Für Österreich sei Südtirol „kein Politikum, sondern eine Herzenssache“, und des 1918/19 von Tirol abgetrennte und Italien als Kriegsbeute zugeschlagenen südlichen Landesteils „Rückkehr nach Österreich ein Gebet jedes Österreichers“: Mit dieser emotional-patriotischen Aussage anlässlich seiner ersten Regierungserklärung setzte Leopold Figl, der erste Bundeskanzler aus der ersten Nationalratswahl nach dem Krieg, am 21. Dezember 1945 gleichsam den formalen Anspruchs- und Betrachtungsmaßstab in der Südtirolfrage. Figls „Herzenssache“ wurde, wie auch die spätere Abwandlung „Herzensangelegenheit“, zum geflügelten Wort und ist als solches nach wie vor Bestandteil des politischen Vokabulars in Österreich(s Parteien), wenngleich es seine rhetorische Kraft und magnetisierende Wirkung längst eingebüßt hat, da es leider nur mehr als stereotype Floskel in standardisierten Sonntagsreden auftaucht und keine greifbare politische Agenda mehr dahinter steht.

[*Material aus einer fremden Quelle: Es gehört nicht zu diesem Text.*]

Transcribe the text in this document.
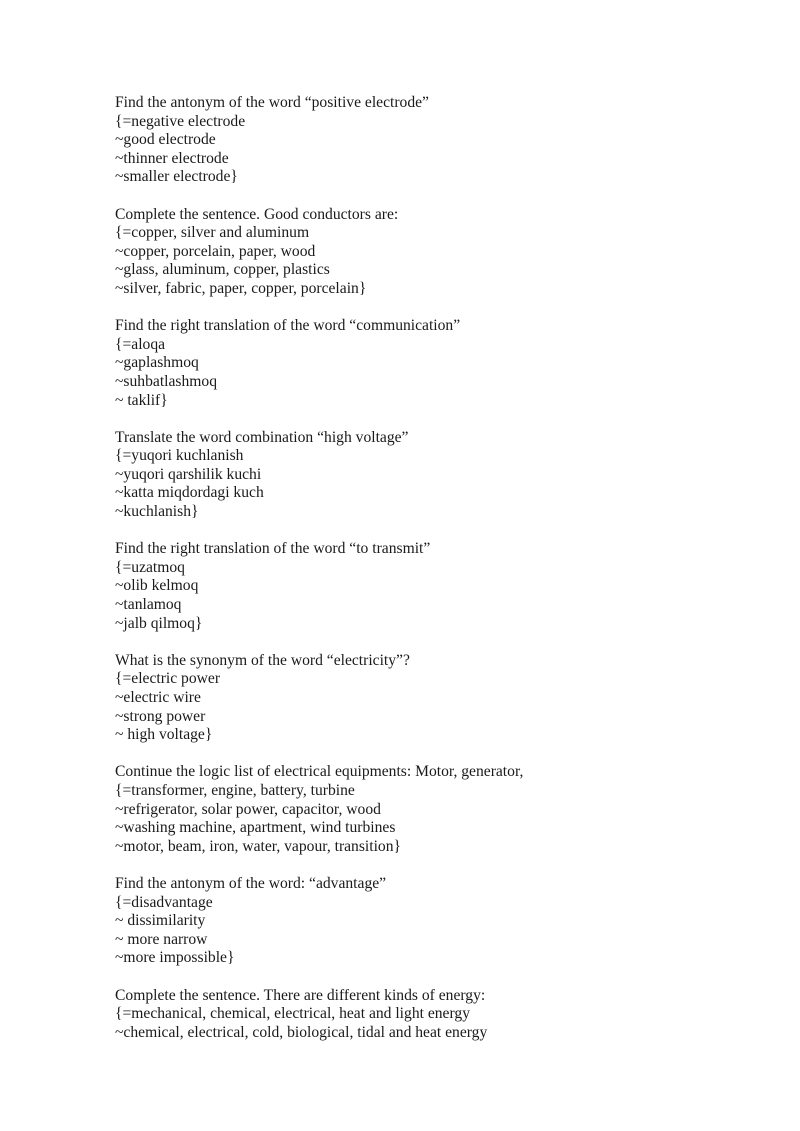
Find the antonym of the word “positive electrode”
{=negative electrode
~good electrode
~thinner electrode
~smaller electrode}
Complete the sentence. Good conductors are:
{=copper, silver and aluminum
~copper, porcelain, paper, wood
~glass, aluminum, copper, plastics
~silver, fabric, paper, copper, porcelain}
Find the right translation of the word “communication”
{=aloqa
~gaplashmoq
~suhbatlashmoq
~ taklif}
Translate the word combination “high voltage”
{=yuqori kuchlanish
~yuqori qarshilik kuchi
~katta miqdordagi kuch
~kuchlanish}
Find the right translation of the word “to transmit”
{=uzatmoq
~olib kelmoq
~tanlamoq
~jalb qilmoq}
What is the synonym of the word “electricity”?
{=electric power
~electric wire
~strong power
~ high voltage}
Continue the logic list of electrical equipments: Motor, generator,
{=transformer, engine, battery, turbine
~refrigerator, solar power, capacitor, wood
~washing machine, apartment, wind turbines
~motor, beam, iron, water, vapour, transition}
Find the antonym of the word: “advantage”
{=disadvantage
~ dissimilarity
~ more narrow
~more impossible}
Complete the sentence. There are different kinds of energy:
{=mechanical, chemical, electrical, heat and light energy
~chemical, electrical, cold, biological, tidal and heat energy
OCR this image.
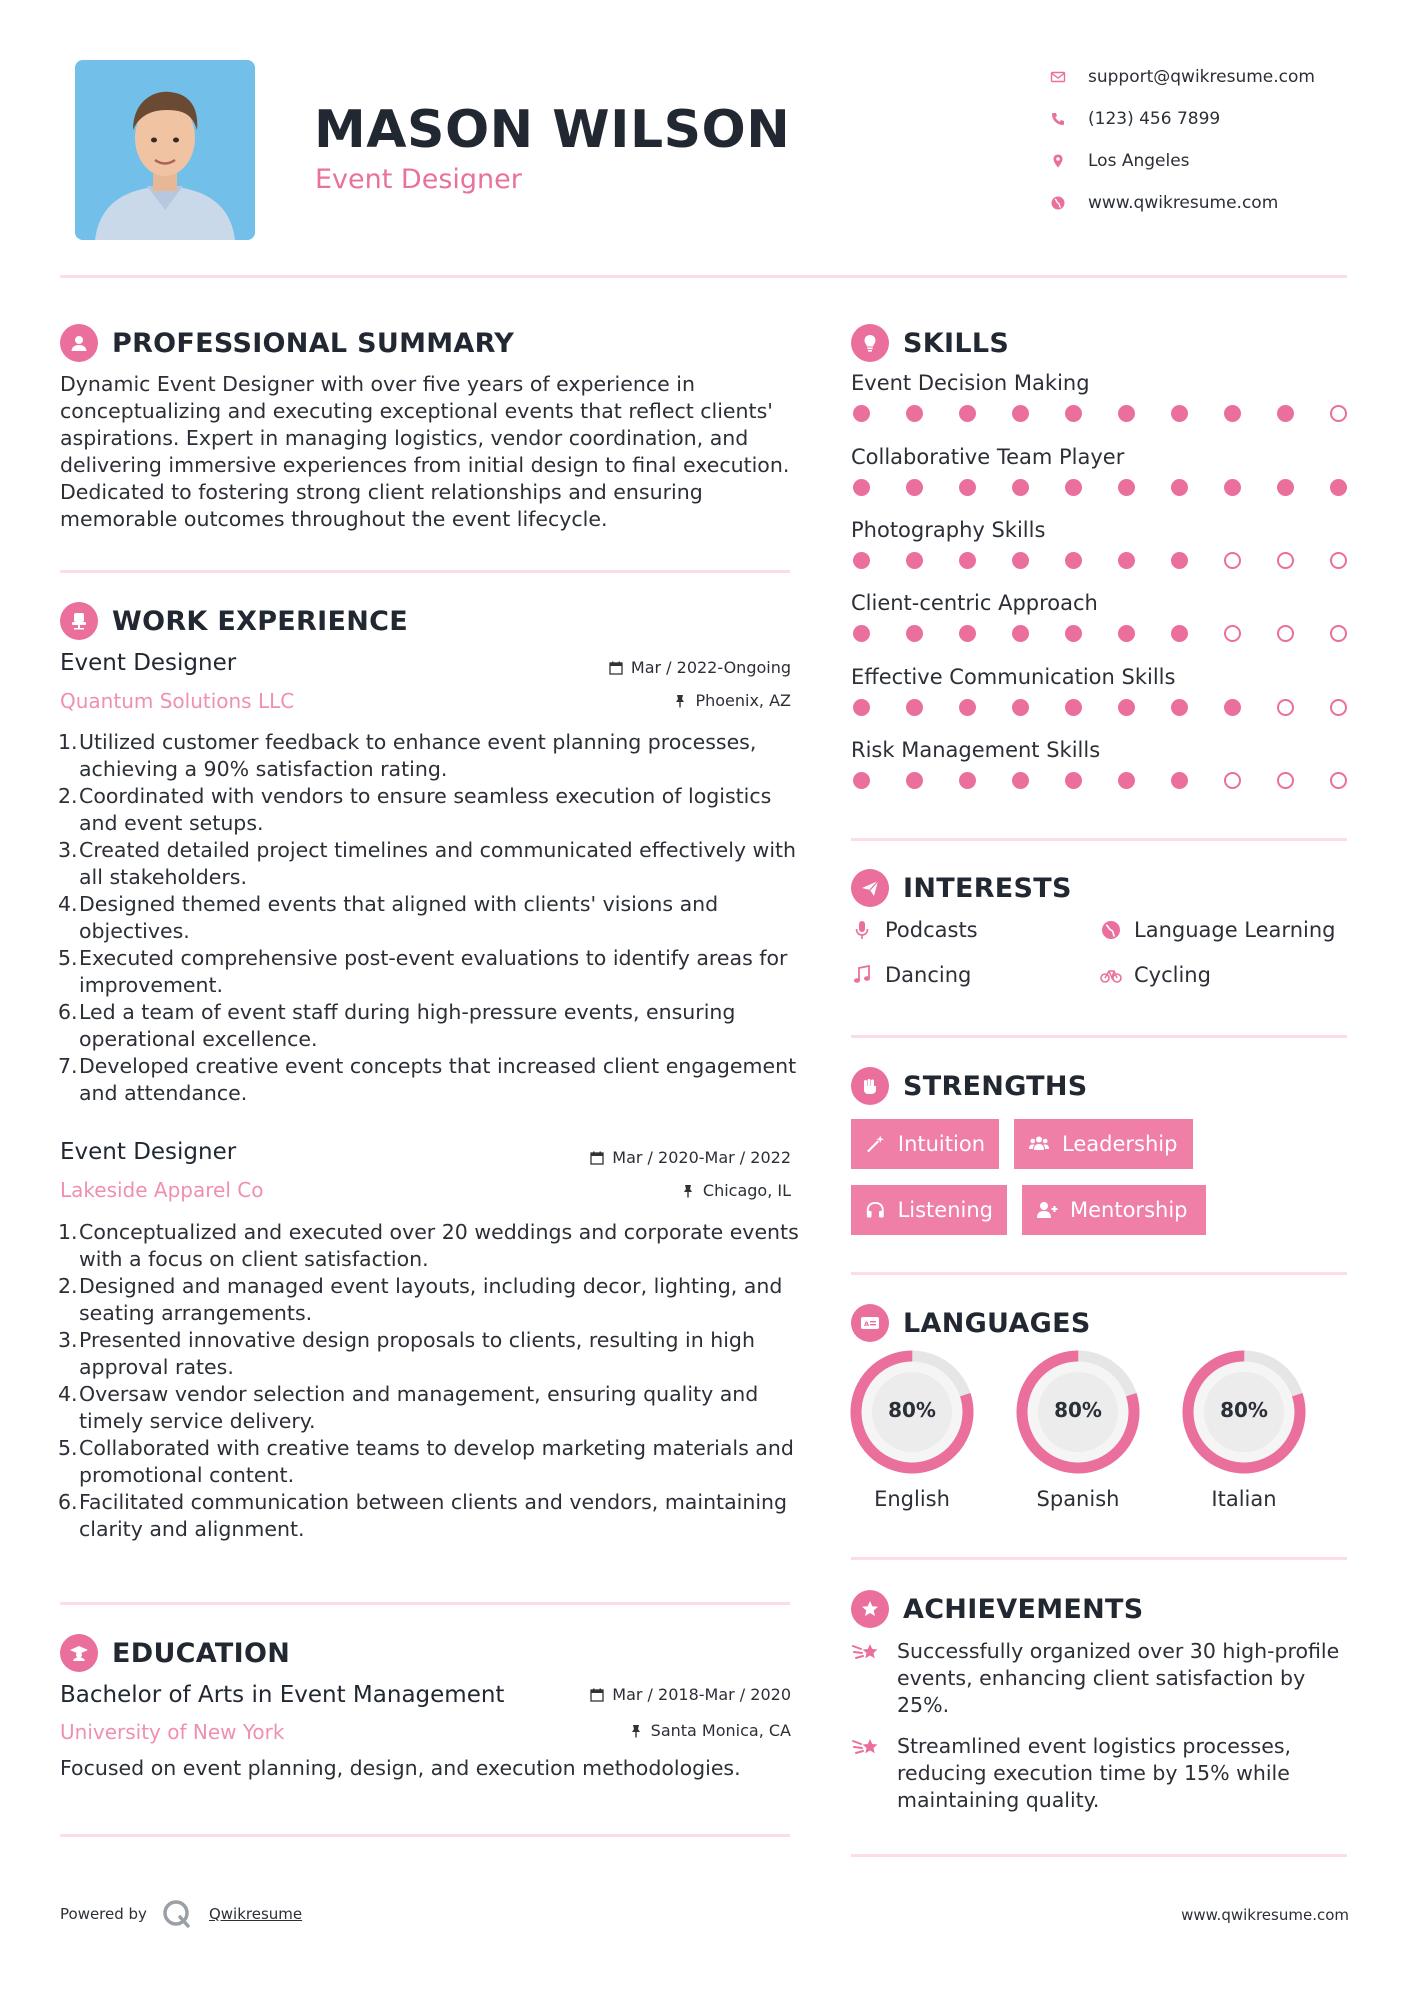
MASON WILSON
Event Designer
support@qwikresume.com
(123) 456 7899
Los Angeles
www.qwikresume.com
PROFESSIONAL SUMMARY
Dynamic Event Designer with over five years of experience in conceptualizing and executing exceptional events that reflect clients' aspirations. Expert in managing logistics, vendor coordination, and delivering immersive experiences from initial design to final execution. Dedicated to fostering strong client relationships and ensuring memorable outcomes throughout the event lifecycle.
WORK EXPERIENCE
Event Designer	Mar / 2022-Ongoing
Quantum Solutions LLC	Phoenix, AZ
1. Utilized customer feedback to enhance event planning processes, achieving a 90% satisfaction rating.
2. Coordinated with vendors to ensure seamless execution of logistics and event setups.
3. Created detailed project timelines and communicated effectively with all stakeholders.
4. Designed themed events that aligned with clients' visions and objectives.
5. Executed comprehensive post-event evaluations to identify areas for improvement.
6. Led a team of event staff during high-pressure events, ensuring operational excellence.
7. Developed creative event concepts that increased client engagement and attendance.
Event Designer	Mar / 2020-Mar / 2022
Lakeside Apparel Co	Chicago, IL
1. Conceptualized and executed over 20 weddings and corporate events with a focus on client satisfaction.
2. Designed and managed event layouts, including decor, lighting, and seating arrangements.
3. Presented innovative design proposals to clients, resulting in high approval rates.
4. Oversaw vendor selection and management, ensuring quality and timely service delivery.
5. Collaborated with creative teams to develop marketing materials and promotional content.
6. Facilitated communication between clients and vendors, maintaining clarity and alignment.
EDUCATION
Bachelor of Arts in Event Management	Mar / 2018-Mar / 2020
University of New York	Santa Monica, CA
Focused on event planning, design, and execution methodologies.
SKILLS
Event Decision Making
Collaborative Team Player
Photography Skills
Client-centric Approach
Effective Communication Skills
Risk Management Skills
INTERESTS
Podcasts	Language Learning
Dancing	Cycling
STRENGTHS
Intuition	Leadership
Listening	Mentorship
A LANGUAGES
80%	80%	80%
English	Spanish	Italian
ACHIEVEMENTS
Successfully organized over 30 high-profile events, enhancing client satisfaction by 25%.
Streamlined event logistics processes, reducing execution time by 15% while maintaining quality.
Powered by	Qwikresume	www.qwikresume.com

Äußerungen zur Südtirolfrage auf über 3000 Seiten

Wer sich aus welchem Interesse auch immer über die historische Entwicklung des Bedeutungsverlustes dieser „Herzenssache“ beziehungsweise „Herzensangelegenheit“ anhand von 75 Jahren parlamentarischer Befassung und politischer Auseinandersetzung mit der Südtirolfrage im österreichischen Nationalrat vergewissern möchte, dem steht nun ein mehr als umfassendes Kompendium zur Verfügung. Für dessen Genauigkeit und Vollständigkeit zeichnet ein vielfach ausgewiesener Historiker als Herausgeber verantwortlich. Hubert Speckner hat in den 2022 im Verlag effekt! (Neumarkt a. d. Etsch) erschienenen vier umfangreichen Bänden seiner Publikation „,Herzenssache‘ Südtirol ... Südtirol in den Nationalratssitzungen der Zweiten Republik Österreich. 1945-2020“ auf sage und schreibe 3128 (!) Seiten alle parlamentarischen Äußerungen zusammengetragen, die zwischen 1945 und 2020 im Parlament in Wien zur Südtirolfrage getätigt wurden. Was nun vorliegt, ist mit Fug und Recht ein Novum, denn in der gesamten (populär-)wissenschaftlichen Literatur zum Thema, sei sie histori(ograph)isch oder politikwissenschaftlich ausgerichtet, ist die parlamentarische Diskussion zum Thema unterbelichtet geblieben.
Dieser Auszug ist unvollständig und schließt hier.